Under the amended Rule 26(b)(1), the scope of discovery will hinge on the concept of proportionality. The test of relevance extending to anything “reasonably calculated to lead to the discovery of admissible evidence” is to be eliminated. FRCP Rule 26(b)(1) as amended states that a party is entitled to discovery that is relevant to claims and defenses and “proportional to the needs of the case . . .” The scope of available discovery now turns on five factors, consideration of which will determine whether a discovery request is proportional to the needs of the case. These too are reminiscent of the overriding objectives under the Civil Procedure Rules in the UK. They include the importance of the issues at stake in the case and the importance of the discovery in resolving those issues, the amount in controversy, the parties’ resources, and whether the expense of the proposed discovery outweighs the likely benefit.

Under previous amendments to the FRCP, the ‘reasonably calculated’ phrase had been moved, to indicate its less prominent place in the scope of discovery. It is now being removed from FRCP Rule 26 altogether.

Disclosure in the UK

In 2000 the UK Civil Procedure Rules replaced the Peruvian Guano test with provisions for “Standard Disclosure” following a “reasonable search”, all subject to the proportionality tests contained in the overriding objectives. As Jacob LJ said in Nichia Corporation v Argos Limited [2007] EWCA Civ 741:

“It is manifest that [the Peruvian Guano test] is a much wider test than that for “standard disclosure”… What is now required is that, following only a “reasonable search” (CPR 31.7(1)), the disclosing party should, before making disclosure, consider each document to see whether it adversely affects his own or another party’s case or supports another party’s case …[under] The “standard disclosure” and associated “reasonable search” rules … [I]t is possible for a highly material document to exist which would be outside “standard disclosure” but within the Peruvian Guano test. Or such a document might be one which would not be found by a reasonable search. No doubt such cases are rare. But the rules now sacrifice the “perfect justice” solution for the more pragmatic “standard disclosure” and “reasonable search” rule, even though in the rare instance the “right” result may not be achieved.”

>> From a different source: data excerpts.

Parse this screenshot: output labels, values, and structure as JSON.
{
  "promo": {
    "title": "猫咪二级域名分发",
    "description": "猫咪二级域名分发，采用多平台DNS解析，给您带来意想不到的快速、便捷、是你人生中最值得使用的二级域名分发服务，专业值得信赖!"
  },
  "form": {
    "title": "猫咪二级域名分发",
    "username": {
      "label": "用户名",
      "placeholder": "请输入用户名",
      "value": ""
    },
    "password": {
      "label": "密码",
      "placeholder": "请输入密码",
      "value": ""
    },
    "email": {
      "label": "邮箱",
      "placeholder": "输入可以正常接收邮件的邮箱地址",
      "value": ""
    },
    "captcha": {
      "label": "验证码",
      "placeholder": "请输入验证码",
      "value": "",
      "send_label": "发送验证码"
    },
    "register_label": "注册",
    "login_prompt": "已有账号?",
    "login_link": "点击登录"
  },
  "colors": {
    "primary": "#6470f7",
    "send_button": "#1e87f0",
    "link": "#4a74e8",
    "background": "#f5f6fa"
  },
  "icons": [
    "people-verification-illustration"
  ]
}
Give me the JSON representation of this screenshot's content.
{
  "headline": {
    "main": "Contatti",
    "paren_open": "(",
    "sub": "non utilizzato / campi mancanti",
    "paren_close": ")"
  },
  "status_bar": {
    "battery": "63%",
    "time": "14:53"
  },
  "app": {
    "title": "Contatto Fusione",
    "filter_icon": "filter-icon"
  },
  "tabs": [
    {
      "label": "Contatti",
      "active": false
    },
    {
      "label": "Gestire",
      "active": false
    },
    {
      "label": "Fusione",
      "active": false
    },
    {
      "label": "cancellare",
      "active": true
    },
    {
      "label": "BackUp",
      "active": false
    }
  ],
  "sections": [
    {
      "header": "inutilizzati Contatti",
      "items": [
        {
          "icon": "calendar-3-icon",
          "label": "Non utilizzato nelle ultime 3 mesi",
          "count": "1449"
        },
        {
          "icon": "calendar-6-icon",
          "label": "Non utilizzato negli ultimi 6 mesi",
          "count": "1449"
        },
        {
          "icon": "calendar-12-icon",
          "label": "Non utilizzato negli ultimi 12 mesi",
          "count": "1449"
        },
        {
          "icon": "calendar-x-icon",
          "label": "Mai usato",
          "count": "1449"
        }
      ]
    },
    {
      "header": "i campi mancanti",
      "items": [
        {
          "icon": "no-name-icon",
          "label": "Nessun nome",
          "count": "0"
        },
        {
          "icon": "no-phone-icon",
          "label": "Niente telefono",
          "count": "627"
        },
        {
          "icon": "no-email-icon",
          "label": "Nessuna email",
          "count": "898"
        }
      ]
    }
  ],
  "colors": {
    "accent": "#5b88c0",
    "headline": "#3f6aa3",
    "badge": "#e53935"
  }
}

This sacrifice, however, has not been complete. Under the CPR. CPR 31.12 provides for the court to make an order for “specific disclosure”. Under paragraph 5.5 of Practice Direction 31A, the court may, on an application for specific disclosure, direct a party to carry out a search for (and disclose) any documents which it is reasonable to suppose may contain information which may “enable the party applying for disclosure either to advance his own case or to damage that of the party giving disclosure; or lead to a train of enquiry which has either of those consequences” (emphasis added).

This last provision in paragraph 5.5 of the Practice Direction to CPR 31 was introduced by a 2002 amendment to the CPR, and clearly reintroduces the Peruvian Guano test. There is, then, in the English Civil Procedure Rules, a fail-safe mechanism for those cases referred to by Jacob LJ in Nachia v Argos where the “standard disclosure” and “reasonable search” rules fail to achieve “perfect justice” (or maybe simply “justice”).

Indeed, in Digital (St Lucia) Ltd v Cable & Wireless plc [2008] EWHC 2522 (Ch) Morgan J expressly stated that

“an order for specific disclosure … is not confined to a case where the respondent is in breach of an obligation to give standard disclosure. The court can make an order for specific disclosure even where the respondent has properly complied with its obligations to give standard disclosure but the applicant satisfies the court that such disclosure is “inadequate” or that the case is one where something more than standard disclosure is called for”.

As matters stand, the US Federal Rules of Civil Procedure will not, as of December 2015, retain any provisions enabling parties to resort to broader and more liberal discovery and seek discovery of material “reasonably calculated to lead to the discovery of admissible evidence” if and when the need arises. It remains to be seen what, if any, fail-safe mechanism the US courts will recognise to remedy cases of injustice under the new, narrow scope for obtaining discovery.